Firstly, Federal Reserve Chairman Ben Bernanke used his post-decision press conference to try and hammer home the point that “tapering does not equal tightening”, probably in attempt to assuage fears that credit conditions in America could worsen following the decision, which could leave the Federal Reserve’s hopes of an economic revival hoisted by its own petard. The special effort that Bernanke put into convincing markets that the taper would not lead to higher interest rates was seen as dovish by traders, and this worked against the US Dollar.
And secondly, earlier in the day yesterday it was announced that the British Unemployment Rate fell by -0.2% to a fresh 4.5-year low of 7.4%. A surprisingly high 250,000 people found work in the run up to October and this sent the total number of people in employment in Britain up to an all-time high of just over 30 million. The latest optimistic labour market reading means that the headline UK Unemployment Rate is currently just four percentage points above the Bank of England’s 7.0% threshold – a level which is likely to bring about a hiking of interest rates from the Central Bank.
A combination of the Fed’s dovish speak in the immediate aftermath of the taper and the UK’s sanguine labour market prospects led investors to the conclusion that the BoE will hike rates before the Fed, and this is what sent GBP/USD higher yesterday evening. On the day, Sterling appreciated by over 2.5 cents.

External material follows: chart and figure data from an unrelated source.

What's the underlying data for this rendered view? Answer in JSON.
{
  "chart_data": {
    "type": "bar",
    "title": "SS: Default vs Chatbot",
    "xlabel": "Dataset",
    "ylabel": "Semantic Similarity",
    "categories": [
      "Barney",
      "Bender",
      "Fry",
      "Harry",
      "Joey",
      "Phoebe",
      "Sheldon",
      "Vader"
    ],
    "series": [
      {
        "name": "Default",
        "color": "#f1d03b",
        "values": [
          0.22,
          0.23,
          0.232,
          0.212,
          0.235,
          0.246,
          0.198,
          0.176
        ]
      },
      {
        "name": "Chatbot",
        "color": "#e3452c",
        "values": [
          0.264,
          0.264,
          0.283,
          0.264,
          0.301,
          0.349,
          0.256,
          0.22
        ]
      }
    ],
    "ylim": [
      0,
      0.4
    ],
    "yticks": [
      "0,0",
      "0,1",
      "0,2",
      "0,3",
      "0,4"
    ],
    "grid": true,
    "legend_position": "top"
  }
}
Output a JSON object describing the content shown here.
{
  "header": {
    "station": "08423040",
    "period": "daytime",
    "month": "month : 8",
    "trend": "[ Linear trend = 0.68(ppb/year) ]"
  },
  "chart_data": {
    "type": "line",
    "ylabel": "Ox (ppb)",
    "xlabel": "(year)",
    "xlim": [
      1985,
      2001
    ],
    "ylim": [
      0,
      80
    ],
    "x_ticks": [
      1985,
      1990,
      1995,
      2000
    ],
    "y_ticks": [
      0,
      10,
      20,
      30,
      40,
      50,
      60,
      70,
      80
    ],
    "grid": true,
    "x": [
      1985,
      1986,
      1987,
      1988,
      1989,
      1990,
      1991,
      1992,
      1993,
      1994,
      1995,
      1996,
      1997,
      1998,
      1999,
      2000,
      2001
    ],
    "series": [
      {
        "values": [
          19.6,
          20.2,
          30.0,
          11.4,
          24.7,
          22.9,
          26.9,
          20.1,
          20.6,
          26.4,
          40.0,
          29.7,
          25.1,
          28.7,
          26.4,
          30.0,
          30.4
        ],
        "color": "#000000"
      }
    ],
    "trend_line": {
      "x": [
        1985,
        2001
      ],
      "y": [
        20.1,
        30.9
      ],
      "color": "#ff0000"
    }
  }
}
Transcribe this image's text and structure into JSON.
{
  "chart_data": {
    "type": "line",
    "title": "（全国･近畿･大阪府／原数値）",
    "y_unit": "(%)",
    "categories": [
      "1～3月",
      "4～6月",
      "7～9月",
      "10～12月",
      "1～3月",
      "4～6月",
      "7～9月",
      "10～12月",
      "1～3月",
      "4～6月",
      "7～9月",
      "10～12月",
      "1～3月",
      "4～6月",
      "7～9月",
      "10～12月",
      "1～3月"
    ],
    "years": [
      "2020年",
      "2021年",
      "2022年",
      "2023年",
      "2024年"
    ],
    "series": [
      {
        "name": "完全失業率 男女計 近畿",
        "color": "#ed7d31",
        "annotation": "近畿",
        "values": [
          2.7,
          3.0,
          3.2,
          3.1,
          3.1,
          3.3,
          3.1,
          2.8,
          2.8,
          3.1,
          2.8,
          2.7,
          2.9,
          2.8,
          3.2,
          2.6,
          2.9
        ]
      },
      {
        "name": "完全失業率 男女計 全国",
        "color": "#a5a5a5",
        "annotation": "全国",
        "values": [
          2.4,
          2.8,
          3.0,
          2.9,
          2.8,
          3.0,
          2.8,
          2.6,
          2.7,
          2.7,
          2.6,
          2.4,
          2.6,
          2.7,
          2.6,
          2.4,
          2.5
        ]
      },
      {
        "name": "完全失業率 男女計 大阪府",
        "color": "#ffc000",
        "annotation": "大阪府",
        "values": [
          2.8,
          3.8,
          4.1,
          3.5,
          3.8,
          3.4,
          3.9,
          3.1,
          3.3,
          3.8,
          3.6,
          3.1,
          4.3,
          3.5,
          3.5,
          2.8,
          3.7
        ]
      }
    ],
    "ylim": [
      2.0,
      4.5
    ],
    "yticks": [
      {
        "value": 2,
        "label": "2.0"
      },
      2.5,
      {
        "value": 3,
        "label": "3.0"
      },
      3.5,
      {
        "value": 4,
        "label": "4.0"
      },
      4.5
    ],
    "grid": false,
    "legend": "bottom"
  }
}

A similar, but slightly different, mindset allowed the Pound to reach a fresh 4-year high against the Australian Dollar. The primary driver behind GBP/AUD’s electric 3-cent ascent, from 1.8280 to 1.8530, was the unexpectedly robust UK labour market report.
However, despite Bernanke’s dovish undertones, and the recognition that asset purchases are likely to continue, albeit at a reduced pace, for the entirety of 2014, the tapering of QE3 had a negative impact on the high-risk ‘Aussie’ Dollar. This is because the Australian Dollar is highly perceptible to shifts in risk sentiment. By reducing asset purchases, which in essence is making credit more expensive, the Fed’s decision to taper QE3 made investors less keen to hold assets priced in AUD that are liable to fluctuate in value.